I can also recommend trying alternative, holistic processes too. I’ve found Dorn gentle but powerfully effective in releasing stored stuff from my body. Meditation has helped me access greater inner peace, increased energy and capacity for joy – the same holds for yoga (I doubt I would have passed Board without it). Finding a creative outlet (like writing, if you’re a writer) and bringing something of your essence to the fore is also incredibly life affirming and therapeutic. Get out into nature. Be grateful for little, everyday mundane magic. But more than anything else (and here’s where I’ve come unstuck a few times) – love and be gentle with yourself.
You are blessed (or doomed – depending how you choose see it) to a life lived with yourself – nobody else. What better way than to navigate life with someone who has got your back, who you love, trust and can turn to in times of trouble. Aren’t those are the values we look for in a partner? You’re in a lifelong partnership with YOU – you need to be there for you, show up in the best possible way when no one else will – because no one ever can. Regardless of how many people you try help outside, the only person you can ever truly help is yourself. And when you do, you invariably help others do the same (and you’ve heard me say this before). Even when you mess up, you need to lovingly help yourself back on your feet, address the issue and keep on walking. Because although we indeed walk alone, remember we’re all walking together…

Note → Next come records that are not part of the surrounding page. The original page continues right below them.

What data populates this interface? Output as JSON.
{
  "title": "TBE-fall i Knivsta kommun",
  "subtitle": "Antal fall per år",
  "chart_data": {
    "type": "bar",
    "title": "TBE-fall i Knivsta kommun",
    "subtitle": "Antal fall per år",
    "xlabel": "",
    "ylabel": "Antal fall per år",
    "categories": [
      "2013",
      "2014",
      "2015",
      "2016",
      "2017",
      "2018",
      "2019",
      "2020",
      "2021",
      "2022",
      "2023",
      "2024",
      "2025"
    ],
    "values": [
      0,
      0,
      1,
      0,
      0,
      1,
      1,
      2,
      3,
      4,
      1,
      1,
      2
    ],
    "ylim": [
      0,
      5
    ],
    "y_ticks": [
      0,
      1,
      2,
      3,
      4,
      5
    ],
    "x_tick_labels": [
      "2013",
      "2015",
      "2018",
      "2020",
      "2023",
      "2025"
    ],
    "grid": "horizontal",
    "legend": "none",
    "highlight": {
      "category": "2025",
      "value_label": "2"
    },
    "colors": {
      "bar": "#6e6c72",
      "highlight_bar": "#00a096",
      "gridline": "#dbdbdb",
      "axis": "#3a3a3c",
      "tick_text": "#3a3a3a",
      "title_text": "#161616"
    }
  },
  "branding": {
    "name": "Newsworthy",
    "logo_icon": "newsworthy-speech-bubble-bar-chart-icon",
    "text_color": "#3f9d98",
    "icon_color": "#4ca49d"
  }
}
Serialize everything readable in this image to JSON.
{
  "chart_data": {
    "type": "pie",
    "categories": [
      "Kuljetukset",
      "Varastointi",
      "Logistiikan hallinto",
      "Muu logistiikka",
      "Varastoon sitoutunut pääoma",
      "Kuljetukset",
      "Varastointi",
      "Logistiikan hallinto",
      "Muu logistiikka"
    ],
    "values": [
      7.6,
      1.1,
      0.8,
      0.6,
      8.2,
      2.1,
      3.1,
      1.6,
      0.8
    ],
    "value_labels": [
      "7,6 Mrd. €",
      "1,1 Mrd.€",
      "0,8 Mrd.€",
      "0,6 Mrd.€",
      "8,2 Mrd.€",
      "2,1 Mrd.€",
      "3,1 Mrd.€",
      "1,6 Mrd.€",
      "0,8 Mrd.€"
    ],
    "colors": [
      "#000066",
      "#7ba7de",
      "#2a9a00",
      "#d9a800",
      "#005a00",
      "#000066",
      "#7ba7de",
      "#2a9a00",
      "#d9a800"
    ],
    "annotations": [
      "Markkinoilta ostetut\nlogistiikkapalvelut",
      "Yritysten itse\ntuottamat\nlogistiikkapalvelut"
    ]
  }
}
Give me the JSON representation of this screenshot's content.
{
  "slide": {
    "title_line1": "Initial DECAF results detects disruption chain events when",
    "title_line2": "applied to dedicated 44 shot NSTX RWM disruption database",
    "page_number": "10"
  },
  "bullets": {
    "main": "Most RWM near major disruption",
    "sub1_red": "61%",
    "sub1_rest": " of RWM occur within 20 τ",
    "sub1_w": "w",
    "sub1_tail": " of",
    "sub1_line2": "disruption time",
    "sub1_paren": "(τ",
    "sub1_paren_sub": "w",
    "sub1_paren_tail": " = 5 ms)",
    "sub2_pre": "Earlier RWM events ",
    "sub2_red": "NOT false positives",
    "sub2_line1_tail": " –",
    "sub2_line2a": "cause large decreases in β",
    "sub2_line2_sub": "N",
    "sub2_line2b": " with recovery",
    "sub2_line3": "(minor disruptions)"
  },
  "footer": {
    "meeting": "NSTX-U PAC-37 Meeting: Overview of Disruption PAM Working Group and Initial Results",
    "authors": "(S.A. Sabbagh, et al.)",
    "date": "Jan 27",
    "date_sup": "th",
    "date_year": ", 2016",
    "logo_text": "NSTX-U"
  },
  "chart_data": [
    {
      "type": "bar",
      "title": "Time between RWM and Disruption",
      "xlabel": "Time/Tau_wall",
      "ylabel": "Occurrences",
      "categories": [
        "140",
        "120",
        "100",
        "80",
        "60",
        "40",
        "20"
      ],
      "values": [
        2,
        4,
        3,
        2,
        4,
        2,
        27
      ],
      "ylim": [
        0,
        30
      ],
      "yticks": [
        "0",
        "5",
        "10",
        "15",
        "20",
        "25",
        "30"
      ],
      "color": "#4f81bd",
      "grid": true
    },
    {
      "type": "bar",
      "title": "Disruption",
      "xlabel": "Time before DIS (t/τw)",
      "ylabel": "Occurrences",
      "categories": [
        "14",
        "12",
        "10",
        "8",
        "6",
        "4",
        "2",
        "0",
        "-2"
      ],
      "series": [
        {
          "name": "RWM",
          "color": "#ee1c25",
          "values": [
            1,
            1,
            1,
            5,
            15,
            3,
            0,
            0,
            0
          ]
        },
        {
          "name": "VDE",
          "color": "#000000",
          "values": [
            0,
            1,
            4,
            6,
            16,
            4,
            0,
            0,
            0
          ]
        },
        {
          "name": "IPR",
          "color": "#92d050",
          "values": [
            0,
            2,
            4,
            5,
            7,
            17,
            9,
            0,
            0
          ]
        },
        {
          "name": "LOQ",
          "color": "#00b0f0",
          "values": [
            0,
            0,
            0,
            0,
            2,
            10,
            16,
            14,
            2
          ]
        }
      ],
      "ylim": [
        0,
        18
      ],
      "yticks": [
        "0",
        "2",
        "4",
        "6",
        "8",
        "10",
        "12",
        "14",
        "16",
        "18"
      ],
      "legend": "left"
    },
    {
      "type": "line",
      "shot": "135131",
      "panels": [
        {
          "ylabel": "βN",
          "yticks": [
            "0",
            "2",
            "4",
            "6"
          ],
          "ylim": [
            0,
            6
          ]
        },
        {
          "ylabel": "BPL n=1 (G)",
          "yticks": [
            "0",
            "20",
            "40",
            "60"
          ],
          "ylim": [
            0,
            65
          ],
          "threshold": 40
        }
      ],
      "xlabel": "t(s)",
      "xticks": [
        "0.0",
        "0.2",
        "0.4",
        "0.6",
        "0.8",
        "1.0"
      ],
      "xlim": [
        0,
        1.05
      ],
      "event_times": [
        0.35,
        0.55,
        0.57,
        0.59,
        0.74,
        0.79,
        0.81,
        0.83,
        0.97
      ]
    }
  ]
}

Well said my friend. I can’t agree with you more. There is so much to learn in this life whether it be about ourselves or about life in general that we can share with others to make this world a better place.
At times we may feel like we are ‘alone’, but actually we are just ‘by ouselves’. No shame in that.
exactly! we just have to keep on keeping on… and across the abyss of a-lone-ness, we’re somehow able to connect deeply and inspire each other to keep walking, to keep the faith and listen to along internal compass as we navigate our individual paths.